In de gerechtelijke stukken staat dat de huidige voorlopige schatting van Nord Stream van "de kosten om de pijpleiding te ontwateren en te stabiliseren, om een volledige reparatie uit te voeren en om de verloren gasvoorraad te vervangen" tussen de 1,2 miljard en 1,35 miljard euro ligt.

De rechtszaak van Nord Stream zegt ook dat een van de pijpleidingen er "gemangeld en vervormd" uitzag in één gebied waar hij beschadigd was, maar "glad leek en doorgesneden" in een ander gebied.
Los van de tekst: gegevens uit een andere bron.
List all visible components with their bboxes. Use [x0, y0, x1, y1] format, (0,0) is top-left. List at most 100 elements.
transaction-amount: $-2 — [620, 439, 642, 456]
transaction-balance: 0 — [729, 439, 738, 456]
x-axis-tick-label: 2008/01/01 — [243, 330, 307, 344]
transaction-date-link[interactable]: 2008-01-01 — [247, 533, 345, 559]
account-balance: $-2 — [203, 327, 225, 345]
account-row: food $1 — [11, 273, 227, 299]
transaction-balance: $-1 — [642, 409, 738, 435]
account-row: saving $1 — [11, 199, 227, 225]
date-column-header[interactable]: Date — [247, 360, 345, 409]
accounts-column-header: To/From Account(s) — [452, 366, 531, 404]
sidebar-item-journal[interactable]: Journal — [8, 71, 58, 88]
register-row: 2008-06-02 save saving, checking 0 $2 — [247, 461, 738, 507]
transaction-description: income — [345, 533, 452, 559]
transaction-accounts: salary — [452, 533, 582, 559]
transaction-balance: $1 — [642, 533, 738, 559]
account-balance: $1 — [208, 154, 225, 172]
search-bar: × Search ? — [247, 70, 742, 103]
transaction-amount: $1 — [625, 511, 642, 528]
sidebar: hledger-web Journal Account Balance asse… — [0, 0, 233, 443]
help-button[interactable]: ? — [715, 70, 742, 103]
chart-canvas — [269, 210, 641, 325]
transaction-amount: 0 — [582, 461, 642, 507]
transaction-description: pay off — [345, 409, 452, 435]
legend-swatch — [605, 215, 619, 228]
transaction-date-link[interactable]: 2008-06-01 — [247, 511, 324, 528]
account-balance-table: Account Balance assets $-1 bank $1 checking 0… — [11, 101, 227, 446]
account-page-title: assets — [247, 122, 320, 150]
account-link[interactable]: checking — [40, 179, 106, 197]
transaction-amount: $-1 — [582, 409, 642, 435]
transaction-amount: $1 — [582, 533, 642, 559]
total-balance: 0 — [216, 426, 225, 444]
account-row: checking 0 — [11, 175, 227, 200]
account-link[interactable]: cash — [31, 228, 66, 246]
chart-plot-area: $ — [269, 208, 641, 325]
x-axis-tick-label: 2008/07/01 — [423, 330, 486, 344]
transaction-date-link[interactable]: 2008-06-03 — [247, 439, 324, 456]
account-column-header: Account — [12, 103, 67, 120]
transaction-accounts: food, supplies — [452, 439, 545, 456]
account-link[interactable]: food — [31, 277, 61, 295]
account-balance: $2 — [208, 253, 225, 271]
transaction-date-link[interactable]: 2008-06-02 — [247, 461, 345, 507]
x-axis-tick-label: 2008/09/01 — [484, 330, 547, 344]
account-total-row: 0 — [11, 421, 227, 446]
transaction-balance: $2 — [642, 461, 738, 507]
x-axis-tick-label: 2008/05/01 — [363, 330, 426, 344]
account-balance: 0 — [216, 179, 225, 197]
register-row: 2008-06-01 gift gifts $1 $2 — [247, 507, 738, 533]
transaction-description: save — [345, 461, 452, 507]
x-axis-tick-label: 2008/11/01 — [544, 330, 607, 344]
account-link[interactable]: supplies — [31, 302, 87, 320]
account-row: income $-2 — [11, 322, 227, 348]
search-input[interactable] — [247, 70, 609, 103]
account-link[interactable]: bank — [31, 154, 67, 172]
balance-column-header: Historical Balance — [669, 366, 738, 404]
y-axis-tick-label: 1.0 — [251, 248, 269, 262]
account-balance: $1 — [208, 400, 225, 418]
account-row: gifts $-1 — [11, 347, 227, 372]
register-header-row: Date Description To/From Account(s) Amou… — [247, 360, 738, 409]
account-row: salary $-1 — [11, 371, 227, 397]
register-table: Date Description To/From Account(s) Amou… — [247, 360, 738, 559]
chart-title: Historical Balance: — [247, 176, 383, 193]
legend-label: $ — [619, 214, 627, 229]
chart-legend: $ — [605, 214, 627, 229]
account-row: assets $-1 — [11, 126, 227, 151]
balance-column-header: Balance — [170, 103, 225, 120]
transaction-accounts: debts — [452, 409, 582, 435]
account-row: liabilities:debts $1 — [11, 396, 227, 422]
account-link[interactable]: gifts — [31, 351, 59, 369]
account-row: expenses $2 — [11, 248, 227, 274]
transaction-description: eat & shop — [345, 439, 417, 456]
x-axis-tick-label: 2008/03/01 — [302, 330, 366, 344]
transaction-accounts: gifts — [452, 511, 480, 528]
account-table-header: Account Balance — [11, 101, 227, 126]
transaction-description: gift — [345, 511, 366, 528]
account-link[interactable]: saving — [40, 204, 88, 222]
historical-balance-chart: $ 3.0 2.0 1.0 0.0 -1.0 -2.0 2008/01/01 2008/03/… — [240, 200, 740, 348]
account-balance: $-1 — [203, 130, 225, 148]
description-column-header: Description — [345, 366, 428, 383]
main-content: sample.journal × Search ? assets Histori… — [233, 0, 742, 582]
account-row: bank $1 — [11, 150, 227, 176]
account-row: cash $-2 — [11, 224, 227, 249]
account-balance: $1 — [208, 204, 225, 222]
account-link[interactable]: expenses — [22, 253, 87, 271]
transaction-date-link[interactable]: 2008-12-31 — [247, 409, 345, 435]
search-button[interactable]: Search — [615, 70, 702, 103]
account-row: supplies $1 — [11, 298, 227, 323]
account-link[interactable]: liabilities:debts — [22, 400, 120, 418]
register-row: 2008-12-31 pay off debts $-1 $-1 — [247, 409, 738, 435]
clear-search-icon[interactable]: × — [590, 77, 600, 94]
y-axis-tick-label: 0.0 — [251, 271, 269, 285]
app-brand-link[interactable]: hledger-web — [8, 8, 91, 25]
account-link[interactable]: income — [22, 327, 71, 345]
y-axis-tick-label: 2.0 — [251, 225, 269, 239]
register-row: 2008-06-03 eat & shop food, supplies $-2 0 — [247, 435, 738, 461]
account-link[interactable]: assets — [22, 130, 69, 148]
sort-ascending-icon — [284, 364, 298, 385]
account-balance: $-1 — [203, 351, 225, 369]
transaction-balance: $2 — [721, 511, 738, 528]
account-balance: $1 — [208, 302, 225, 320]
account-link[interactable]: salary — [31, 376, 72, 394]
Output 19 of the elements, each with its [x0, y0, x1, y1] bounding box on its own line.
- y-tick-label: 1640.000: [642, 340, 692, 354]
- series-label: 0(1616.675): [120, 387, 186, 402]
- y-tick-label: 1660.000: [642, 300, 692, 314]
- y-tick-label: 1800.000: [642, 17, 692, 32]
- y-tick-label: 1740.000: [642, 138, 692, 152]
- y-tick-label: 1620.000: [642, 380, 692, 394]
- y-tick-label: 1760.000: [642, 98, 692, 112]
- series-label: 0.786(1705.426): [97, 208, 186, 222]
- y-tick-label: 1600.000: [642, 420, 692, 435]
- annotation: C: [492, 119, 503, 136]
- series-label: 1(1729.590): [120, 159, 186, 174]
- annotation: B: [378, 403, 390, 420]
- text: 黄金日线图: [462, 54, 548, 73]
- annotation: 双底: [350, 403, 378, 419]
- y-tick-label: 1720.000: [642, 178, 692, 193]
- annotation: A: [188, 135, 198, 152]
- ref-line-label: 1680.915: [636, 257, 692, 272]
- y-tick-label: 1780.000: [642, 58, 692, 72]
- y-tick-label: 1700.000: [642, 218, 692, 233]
Lloyd's weigerde commentaar te geven. Nord Stream en Arch reageerden niet onmiddellijk op een verzoek om commentaar.

De rechtszaak richt zich op de explosies in september 2022 die de pijpleidingen Nord Stream 1 en Nord Stream 2 hebben doen scheuren. Zweden - dat vorige maand zijn onderzoek stopzette - en Duitsland hebben beide sporen van explosieven met betrekking tot het incident gevonden, wat suggereert dat het een opzettelijke daad was.

Rusland en het Westen, die met elkaar in de clinch liggen over de invasie van Moskou in Oekraïne, hebben elkaar met de vinger gewezen. Beide partijen hebben elke betrokkenheid ontkend en niemand heeft de verantwoordelijkheid op zich genomen.

Nord Stream klaagt in haar rechtszaak alle verzekeraars aan die haar allriskpolis voor offshore-exploitatie en haar allriskpolis voor eigen risico hebben onderschreven.

Volgens de rechtbankdocumenten klaagt Nord Stream Lloyd's aan namens zichzelf en als vertegenwoordiger van anderen die polissen onderschrijven die zijn uitgegeven door verzekeraars waaronder Munich Re, die geen commentaar wilde geven. (Verslag van Sam Tobin en Kirstin Ridley)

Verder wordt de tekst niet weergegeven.